Cameo J. Oblongs – Cameo is seen about the ship far less than Moddie. She is the ship’s medic. She’s top in her field, administering care to those who need it. However, she does this via Post-It notes because she is extremely shy of her long nose and gangly arms. Most people on the ship who have ever been sick will find a bottle of pills that magically takes care of the problem without ever even stepping into the sick bay. Come to think of it, no one knows where the sick bay is…

Negatived L. Returned – Neg is the eyes and ears of the ship. Bouncing radar and sonar off of the surrounding area, he reads the signs on the scopes and lets the Admiral know what’s going down on and in the great big sea. Not too much escapes his attention. Not too much escapes his sardonic with and pessimism either. The Admiral must really appreciate Neg’s skills at observation, otherwise this sourpuss would get the old heave-ho.
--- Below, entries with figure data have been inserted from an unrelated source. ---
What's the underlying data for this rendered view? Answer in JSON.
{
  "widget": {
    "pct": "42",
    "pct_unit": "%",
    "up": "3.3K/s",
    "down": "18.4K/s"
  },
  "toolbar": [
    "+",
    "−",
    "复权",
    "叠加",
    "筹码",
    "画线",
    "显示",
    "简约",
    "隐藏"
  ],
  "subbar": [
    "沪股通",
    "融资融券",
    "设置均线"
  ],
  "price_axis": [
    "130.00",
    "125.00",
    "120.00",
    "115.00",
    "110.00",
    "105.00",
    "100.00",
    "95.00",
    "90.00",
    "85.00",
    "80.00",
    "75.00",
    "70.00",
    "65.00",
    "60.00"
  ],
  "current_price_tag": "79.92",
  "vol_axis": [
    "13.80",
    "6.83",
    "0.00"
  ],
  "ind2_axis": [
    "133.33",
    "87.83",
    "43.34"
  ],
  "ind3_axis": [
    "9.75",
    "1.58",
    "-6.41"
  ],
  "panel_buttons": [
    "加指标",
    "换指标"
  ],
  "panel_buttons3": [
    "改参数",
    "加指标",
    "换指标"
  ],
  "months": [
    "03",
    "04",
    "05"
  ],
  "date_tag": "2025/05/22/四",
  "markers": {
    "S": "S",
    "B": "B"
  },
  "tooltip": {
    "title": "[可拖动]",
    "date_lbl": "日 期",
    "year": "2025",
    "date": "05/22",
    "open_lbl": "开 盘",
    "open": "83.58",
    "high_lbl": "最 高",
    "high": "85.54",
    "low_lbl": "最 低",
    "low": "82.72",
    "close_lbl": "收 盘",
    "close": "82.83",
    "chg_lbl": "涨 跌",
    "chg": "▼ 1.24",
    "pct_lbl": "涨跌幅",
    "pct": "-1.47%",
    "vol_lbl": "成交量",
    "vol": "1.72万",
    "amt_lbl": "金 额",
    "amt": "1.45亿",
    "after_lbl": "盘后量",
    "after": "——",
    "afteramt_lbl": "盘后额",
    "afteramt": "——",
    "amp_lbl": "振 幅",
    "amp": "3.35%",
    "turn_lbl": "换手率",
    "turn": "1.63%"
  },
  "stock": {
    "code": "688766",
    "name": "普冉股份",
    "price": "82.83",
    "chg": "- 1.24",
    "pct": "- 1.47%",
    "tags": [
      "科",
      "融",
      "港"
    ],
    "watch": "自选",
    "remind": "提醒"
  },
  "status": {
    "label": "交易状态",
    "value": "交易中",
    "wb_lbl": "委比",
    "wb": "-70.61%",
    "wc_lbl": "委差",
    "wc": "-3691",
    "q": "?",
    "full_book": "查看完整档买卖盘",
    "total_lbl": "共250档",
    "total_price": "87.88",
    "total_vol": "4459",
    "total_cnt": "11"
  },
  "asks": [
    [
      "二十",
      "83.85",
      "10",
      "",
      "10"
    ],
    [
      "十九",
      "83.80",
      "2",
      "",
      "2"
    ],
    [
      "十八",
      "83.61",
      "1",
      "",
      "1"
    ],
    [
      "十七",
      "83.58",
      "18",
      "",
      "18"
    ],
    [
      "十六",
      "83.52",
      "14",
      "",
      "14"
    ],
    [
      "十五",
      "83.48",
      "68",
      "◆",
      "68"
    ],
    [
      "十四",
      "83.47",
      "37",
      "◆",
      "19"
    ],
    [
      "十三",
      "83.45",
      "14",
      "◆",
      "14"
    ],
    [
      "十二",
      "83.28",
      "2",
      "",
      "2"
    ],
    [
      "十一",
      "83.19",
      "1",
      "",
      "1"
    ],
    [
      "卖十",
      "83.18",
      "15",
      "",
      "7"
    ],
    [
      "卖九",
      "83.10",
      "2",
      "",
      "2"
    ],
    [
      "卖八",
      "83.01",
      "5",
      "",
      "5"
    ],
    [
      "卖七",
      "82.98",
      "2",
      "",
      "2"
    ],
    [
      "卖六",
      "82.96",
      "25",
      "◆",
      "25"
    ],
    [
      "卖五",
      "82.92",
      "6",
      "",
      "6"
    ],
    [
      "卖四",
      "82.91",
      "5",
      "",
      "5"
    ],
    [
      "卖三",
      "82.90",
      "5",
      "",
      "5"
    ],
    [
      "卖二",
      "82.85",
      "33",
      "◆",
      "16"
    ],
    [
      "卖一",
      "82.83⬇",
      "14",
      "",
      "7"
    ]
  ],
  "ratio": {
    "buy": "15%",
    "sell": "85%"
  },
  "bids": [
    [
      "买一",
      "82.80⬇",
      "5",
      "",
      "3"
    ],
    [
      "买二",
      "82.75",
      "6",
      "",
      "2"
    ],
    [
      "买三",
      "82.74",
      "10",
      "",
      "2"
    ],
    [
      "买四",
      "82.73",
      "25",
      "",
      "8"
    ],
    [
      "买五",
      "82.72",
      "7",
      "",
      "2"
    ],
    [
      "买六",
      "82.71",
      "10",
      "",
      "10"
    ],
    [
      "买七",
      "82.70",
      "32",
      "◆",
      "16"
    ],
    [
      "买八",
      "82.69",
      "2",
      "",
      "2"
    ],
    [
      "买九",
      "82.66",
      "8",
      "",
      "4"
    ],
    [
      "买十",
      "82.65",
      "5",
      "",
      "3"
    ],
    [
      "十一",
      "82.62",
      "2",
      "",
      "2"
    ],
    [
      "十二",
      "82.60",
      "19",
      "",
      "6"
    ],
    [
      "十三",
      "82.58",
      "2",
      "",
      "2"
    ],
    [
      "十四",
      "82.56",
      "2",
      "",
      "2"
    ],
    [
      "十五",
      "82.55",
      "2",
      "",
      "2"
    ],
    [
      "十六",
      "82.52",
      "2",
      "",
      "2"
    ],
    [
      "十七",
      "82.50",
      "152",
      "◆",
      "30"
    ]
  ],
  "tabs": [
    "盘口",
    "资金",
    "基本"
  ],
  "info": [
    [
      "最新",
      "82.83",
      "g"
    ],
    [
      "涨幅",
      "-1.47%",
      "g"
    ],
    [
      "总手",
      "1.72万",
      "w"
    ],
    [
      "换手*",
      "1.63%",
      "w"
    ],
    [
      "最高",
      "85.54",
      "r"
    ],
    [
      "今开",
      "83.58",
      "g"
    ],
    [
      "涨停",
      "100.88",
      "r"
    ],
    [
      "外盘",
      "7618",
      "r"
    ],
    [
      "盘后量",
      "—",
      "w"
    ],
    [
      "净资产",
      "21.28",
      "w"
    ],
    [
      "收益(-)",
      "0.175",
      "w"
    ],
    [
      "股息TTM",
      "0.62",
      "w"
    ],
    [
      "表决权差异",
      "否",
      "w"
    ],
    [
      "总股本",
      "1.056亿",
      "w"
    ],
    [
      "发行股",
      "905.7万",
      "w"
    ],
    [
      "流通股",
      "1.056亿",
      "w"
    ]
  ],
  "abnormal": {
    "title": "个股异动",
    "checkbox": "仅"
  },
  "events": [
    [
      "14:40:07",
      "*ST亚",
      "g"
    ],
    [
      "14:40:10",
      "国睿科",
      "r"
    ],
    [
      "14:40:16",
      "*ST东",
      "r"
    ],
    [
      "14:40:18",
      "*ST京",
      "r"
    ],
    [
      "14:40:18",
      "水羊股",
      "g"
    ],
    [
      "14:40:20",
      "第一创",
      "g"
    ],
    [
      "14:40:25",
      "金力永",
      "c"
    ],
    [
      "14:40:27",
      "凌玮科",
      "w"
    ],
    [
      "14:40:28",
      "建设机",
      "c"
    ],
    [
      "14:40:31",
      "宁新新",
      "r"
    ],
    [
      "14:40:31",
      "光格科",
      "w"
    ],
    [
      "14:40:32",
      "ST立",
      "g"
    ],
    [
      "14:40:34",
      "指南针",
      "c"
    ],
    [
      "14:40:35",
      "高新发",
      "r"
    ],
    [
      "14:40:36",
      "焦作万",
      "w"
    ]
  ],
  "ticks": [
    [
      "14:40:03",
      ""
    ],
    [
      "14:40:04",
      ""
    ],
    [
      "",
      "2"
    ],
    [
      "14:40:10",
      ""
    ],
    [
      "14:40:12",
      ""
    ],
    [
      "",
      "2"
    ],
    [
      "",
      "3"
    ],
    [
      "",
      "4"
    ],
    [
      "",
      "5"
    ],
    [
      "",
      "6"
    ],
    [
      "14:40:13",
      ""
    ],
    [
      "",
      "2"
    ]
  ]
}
And so, the USS Spam sails the seven seas, looking for adventure.

Feel free to e-mail me if you have suggestions for what kind of story the next volley of spam-influenced characters should be involved in.

Cheers!

10 Responses

  1. Oh that’s funny! Happy New Year, Jorge. Next time, maybe the spam names can be in a Western with cattle rastlin’ and such.

  2. That’s funny Jorge!

    For the next one….how bout a brothel? 😉

    Cat

  3. Nobody does Spam like you, Jorge.

    You’re my hero.

  4. “Sliding through life like a bar of soap” – Priceless! I sound like a Mastercard commercial, but hey, isn’t that what spam is all about?

    That was too funny! I am going to take inventory of the names I receive and let you know. There have been some really good ones I know will be sending me more spam in the future.

    Take care,

    Adrienne

  5. I should be in the crew. I could be Shatty McPantaloupe!

  6. You know.. if it weren’t for your ability to creatively manipulate these names into wonderful and comically humorous scenarios… I would give you the URL to a scrambler script for your domain so you wont get so much spam traffic.

    Keep them coming!!
    Hope you’re not getting spoofed!

    sol-

  7. I am so changing my name to Cameo J. Oblong.

  8. Why do you get spam from dignified names? All I ever get are names like AssMan, PlzUrWfe, and Wango.

  9. To be perfectly honest, these names represent 5% of the names I get in spam.

  10. I agree with Greeneyedcat — definitely a brothel!